SAN FRANCISCO — Los Angeles Mayor Antonio Villaraigosa last week proposed borrowing to speed construction on $20 billion of mass transit projects approved by Los Angeles County voters last year.
The county’s voters last year approved Measure R, a half-cent, $40 billion sales tax increase championed by Villaraigosa to fund transit and road improvements over the next 30 years. Thirty-five percent of the funds were earmarked for new rail or bus rapid-transit capital projects.
The Los Angeles County Metropolitan Transportation Authority has been studying ways to phase construction of the projects. Villaraigosa, who is a member of the agency’s board, said he wants the work done as soon as possible.
“Thirty years is too long to wait when we can build all 12 projects in the next decade,” the mayor said in a speech Friday to the Los Angeles Business Council at the University of California Los Angeles.
He acknowledged that bringing the projects forward would create debt-service costs, but he argued that it would also cut construction costs by putting contracts out to bid while costs are lower. Villaraigosa’s plan, which he dubbed the “30/10” program, would create a half million jobs over the next decade, the mayor’s office said in a release.
It would also reduce pollution by getting Angelenos onto public transit sooner. The mayor’s office estimated that accelerating the projects would cut 1.8 times more carbon dioxide and 2.4 times more nitrous oxides from the air than the currently envisioned three-decade implementation.
“When we have workers hungry for high-quality jobs, companies that are ready to hire, the dirtiest air, and the worst traffic congestion in the nation, 30 years is just too long,” Villaraigosa said.
The mayor was the biggest backer of Measure R, which provides funding for a dozen major rail projects, including a subway to the Westside, the extension of the Gold Line in the San Gabriel Valley, extension of the Green Line to Los Angeles International Airport, and the extension of the Expo Line to Santa Monica, the long-dreamed of “Subway to the Sea.”
Measure R passed in November with the support of just over two-thirds of Los Angeles County voters.
Villaraigosa’s 30/10 proposal would have to be approved by the Metropolitan Transportation Authority’s 13-person board, which includes other Los Angeles County elected officials. After convincing them, Villaraigosa will have to lobby Congress and the Obama administration to speed federal funding to the projects.

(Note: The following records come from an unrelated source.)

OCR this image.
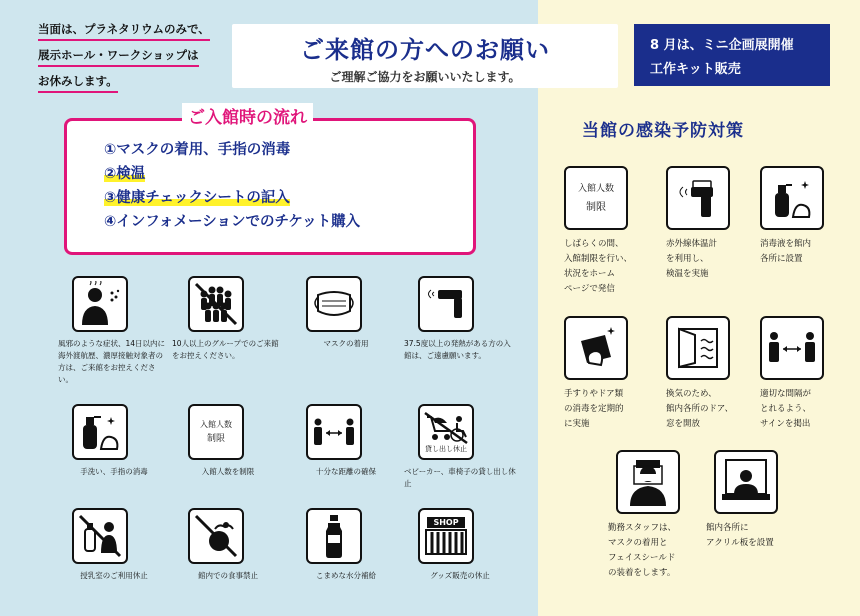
当面は、プラネタリウムのみで、
展示ホール・ワークショップは
お休みします。
ご来館の方へのお願い
ご理解ご協力をお願いいたします。
8 月は、ミニ企画展開催
工作キット販売
ご入館時の流れ
①マスクの着用、手指の消毒
②検温
③健康チェックシートの記入
④インフォメーションでのチケット購入
風邪のような症状、14日以内に海外渡航歴、濃厚接触対象者の方は、ご来館をお控えください。
10人以上のグループでのご来館をお控えください。
マスクの着用	37.5度以上の発熱がある方の入館は、ご遠慮願います。
手洗い、手指の消毒
入館人数
制限
入館人数を制限	十分な距離の確保
貸し出し休止
ベビーカー、車椅子の貸し出し休止
授乳室のご利用休止	館内での食事禁止	こまめな水分補給
SHOP
グッズ販売の休止
当館の感染予防対策
入館人数
制限
しばらくの間、
入館制限を行い、
状況をホーム
ページで発信
赤外線体温計
を利用し、
検温を実施
消毒液を館内
各所に設置
手すりやドア類
の消毒を定期的
に実施
換気のため、
館内各所のドア、
窓を開放
適切な間隔が
とれるよう、
サインを掲出
勤務スタッフは、
マスクの着用と
フェイスシールド
の装着をします。
館内各所に
アクリル板を設置
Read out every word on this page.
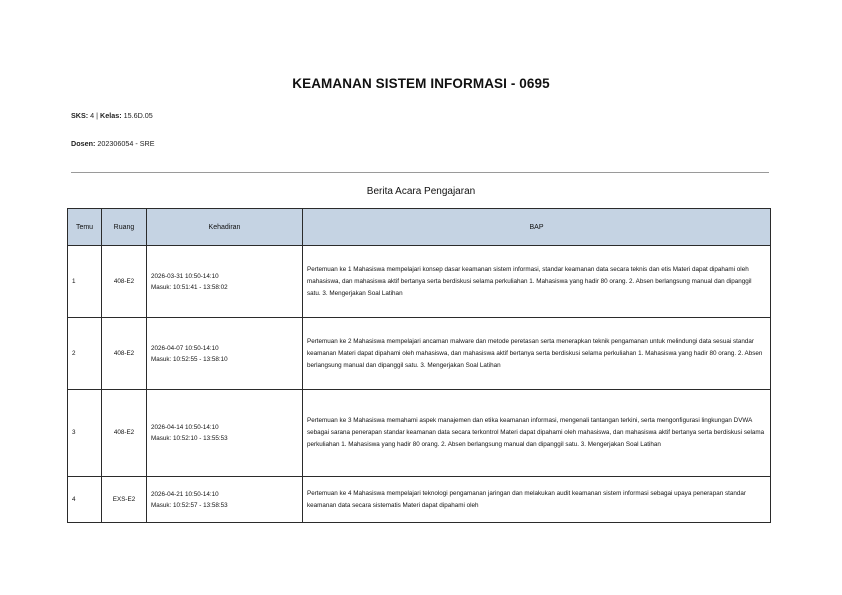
KEAMANAN SISTEM INFORMASI - 0695
SKS: 4 | Kelas: 15.6D.05
Dosen: 202306054 - SRE
Berita Acara Pengajaran
Temu	Ruang	Kehadiran	BAP
1	408-E2	2026-03-31 10:50-14:10
Masuk: 10:51:41 - 13:58:02	Pertemuan ke 1 Mahasiswa mempelajari konsep dasar keamanan sistem informasi, standar keamanan data secara teknis dan etis Materi dapat dipahami oleh mahasiswa, dan mahasiswa aktif bertanya serta berdiskusi selama perkuliahan 1. Mahasiswa yang hadir 80 orang. 2. Absen berlangsung manual dan dipanggil satu. 3. Mengerjakan Soal Latihan
2	408-E2	2026-04-07 10:50-14:10
Masuk: 10:52:55 - 13:58:10	Pertemuan ke 2 Mahasiswa mempelajari ancaman malware dan metode peretasan serta menerapkan teknik pengamanan untuk melindungi data sesuai standar keamanan Materi dapat dipahami oleh mahasiswa, dan mahasiswa aktif bertanya serta berdiskusi selama perkuliahan 1. Mahasiswa yang hadir 80 orang. 2. Absen berlangsung manual dan dipanggil satu. 3. Mengerjakan Soal Latihan
3	408-E2	2026-04-14 10:50-14:10
Masuk: 10:52:10 - 13:55:53	Pertemuan ke 3 Mahasiswa memahami aspek manajemen dan etika keamanan informasi, mengenali tantangan terkini, serta mengonfigurasi lingkungan DVWA sebagai sarana penerapan standar keamanan data secara terkontrol Materi dapat dipahami oleh mahasiswa, dan mahasiswa aktif bertanya serta berdiskusi selama perkuliahan 1. Mahasiswa yang hadir 80 orang. 2. Absen berlangsung manual dan dipanggil satu. 3. Mengerjakan Soal Latihan
4	EXS-E2	2026-04-21 10:50-14:10
Masuk: 10:52:57 - 13:58:53	Pertemuan ke 4 Mahasiswa mempelajari teknologi pengamanan jaringan dan melakukan audit keamanan sistem informasi sebagai upaya penerapan standar keamanan data secara sistematis Materi dapat dipahami oleh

The plan would raise about $5.2 billion over the next decade by borrowing against sales tax revenue. Another $10 billion would have to come from federal and local matching funds and private investments in the project. The agency already planned on getting about $6.8 billion in non-Measure R funding, primarily from state and U.S. transit funds.
“Because Measure R will provide approximately $13 billion for transit projects over the next 30 years, the MTA will have the ability to repay funds with guaranteed local sales tax revenues,” Villaraigosa’s statement said. “This unique local match capacity is expected to open opportunities for advancing the funding and paying it back over time.”